None of these things are, to me, flaws or faults of this painting. They go deeply to the core of important issues that inspired the baroque sensibility, and that have come to be central to my interest and pleasure in these works.

First, I see in this painting the baroque’s rich and complicated relationship to the entire notion of symbolic identity and purpose. The degree to which this Mars is as much a man posing in a painting as he is a god sheds light both on how the era saw men and gods. The seventeenth century understood the general through the particular. The same cultural impulses that led Guercino to give us a Mars who resembles an aging dandy can be seen in Milton’s giving Satan the richest human characterization of any figure in Paradise Lost.

Second, I see in this painting the era’s fundamental interest in the nature of imaginary space. Drawing aside a curtain to reveal a battlefield reminds us of the ways that the painting is taking place both indoors and outdoors. But, even more, it asks us to think about exactly what space is being represented in pictorial art. This painting records something originally seen in a studio in such a way as to evoke a larger world. The partially-drawn curtain calls to mind that the artist has stitched two realms together; the understanding audience must do so too.

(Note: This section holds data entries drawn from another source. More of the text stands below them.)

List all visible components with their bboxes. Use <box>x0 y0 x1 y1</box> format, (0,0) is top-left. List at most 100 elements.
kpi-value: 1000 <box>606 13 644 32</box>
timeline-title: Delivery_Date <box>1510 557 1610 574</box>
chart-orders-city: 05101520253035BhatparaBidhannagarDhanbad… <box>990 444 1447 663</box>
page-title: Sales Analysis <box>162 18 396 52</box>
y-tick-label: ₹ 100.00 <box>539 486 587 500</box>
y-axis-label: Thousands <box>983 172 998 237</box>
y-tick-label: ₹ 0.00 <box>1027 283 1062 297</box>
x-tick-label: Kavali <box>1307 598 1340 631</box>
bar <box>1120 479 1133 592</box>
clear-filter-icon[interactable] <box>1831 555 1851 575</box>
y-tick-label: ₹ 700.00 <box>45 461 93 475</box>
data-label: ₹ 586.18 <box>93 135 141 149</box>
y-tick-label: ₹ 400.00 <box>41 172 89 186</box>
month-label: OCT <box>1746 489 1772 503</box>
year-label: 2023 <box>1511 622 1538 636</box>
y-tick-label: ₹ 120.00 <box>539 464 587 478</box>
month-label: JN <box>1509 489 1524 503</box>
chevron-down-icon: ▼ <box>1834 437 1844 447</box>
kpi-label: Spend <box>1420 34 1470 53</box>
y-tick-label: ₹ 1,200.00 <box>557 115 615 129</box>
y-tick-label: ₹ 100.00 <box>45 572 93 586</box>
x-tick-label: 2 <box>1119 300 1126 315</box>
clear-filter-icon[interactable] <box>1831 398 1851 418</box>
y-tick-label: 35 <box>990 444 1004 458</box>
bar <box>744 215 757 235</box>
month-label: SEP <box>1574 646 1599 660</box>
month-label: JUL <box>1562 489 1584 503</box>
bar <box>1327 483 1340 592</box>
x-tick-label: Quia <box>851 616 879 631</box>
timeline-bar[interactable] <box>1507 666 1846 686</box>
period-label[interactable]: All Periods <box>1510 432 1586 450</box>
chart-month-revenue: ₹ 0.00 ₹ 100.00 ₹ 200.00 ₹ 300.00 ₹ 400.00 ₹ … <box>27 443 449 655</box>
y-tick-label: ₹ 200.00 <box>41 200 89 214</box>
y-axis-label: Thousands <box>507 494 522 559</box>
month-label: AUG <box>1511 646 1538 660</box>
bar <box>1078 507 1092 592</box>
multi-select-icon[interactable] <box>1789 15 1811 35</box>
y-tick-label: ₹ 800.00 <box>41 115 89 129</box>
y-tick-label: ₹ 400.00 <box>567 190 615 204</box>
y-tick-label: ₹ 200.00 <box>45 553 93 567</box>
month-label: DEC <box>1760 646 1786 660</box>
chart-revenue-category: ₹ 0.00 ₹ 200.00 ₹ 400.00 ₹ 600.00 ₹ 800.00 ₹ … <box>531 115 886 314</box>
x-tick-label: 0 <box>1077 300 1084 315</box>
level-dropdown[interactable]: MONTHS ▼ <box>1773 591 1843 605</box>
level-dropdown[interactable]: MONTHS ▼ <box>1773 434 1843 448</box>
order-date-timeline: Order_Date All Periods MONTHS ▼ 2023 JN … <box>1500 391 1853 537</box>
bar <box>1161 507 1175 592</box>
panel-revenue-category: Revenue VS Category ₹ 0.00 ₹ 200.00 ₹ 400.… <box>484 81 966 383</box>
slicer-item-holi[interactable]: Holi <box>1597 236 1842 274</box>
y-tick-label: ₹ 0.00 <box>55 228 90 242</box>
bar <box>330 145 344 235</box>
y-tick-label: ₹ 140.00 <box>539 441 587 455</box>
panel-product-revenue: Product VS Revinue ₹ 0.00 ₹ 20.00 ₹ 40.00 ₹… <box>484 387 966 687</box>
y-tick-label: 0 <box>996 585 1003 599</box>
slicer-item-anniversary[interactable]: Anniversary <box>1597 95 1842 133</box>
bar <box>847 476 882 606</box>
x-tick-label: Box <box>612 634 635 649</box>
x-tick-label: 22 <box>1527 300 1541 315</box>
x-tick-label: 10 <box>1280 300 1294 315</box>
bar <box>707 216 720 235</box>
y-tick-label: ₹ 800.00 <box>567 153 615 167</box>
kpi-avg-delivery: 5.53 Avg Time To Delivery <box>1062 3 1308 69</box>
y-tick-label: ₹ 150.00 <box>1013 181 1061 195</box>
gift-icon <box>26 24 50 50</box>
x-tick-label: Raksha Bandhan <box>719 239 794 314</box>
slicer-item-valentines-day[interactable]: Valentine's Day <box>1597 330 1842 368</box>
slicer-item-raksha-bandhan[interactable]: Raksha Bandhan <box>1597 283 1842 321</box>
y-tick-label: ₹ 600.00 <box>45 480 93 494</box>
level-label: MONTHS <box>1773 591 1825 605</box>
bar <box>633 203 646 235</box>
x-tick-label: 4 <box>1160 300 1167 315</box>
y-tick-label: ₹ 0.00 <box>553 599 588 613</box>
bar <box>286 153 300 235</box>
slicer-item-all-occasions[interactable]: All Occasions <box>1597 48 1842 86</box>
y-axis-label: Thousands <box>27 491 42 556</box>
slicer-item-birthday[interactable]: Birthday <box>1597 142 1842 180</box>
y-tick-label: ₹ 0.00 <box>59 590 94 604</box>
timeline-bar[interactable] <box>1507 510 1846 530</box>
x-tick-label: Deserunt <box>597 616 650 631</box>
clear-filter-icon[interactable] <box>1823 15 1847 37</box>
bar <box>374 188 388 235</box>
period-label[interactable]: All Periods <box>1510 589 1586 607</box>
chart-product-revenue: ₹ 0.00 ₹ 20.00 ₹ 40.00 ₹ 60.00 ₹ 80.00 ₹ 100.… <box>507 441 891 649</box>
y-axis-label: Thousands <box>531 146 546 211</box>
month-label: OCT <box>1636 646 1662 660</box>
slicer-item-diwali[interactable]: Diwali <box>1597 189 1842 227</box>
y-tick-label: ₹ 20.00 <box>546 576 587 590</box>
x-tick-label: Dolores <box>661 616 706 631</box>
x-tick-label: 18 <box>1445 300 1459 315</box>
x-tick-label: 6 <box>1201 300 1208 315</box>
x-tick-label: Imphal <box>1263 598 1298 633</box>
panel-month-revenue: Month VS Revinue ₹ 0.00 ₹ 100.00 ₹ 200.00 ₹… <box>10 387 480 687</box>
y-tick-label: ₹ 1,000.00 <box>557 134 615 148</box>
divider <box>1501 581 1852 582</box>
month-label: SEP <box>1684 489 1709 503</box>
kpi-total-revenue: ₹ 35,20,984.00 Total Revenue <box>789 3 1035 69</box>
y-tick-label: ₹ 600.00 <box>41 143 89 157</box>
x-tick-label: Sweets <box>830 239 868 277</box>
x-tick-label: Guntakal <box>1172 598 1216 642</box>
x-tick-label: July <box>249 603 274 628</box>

Finally, the painting revels in its vision of the frailty and glory of the surface. Surface sometimes gets a bad rap in cultural history, but I don’t see it that way. Skin is and isn’t our essence. To the baroque artist, clothing is a second skin, a second self, something likely to tell you a truth about a subject. I value the subtly-colored beauty of Mars’s plumes as much as his dazed desire. I love how much of the drama of the painting is in its fabric, fringes, and feathers.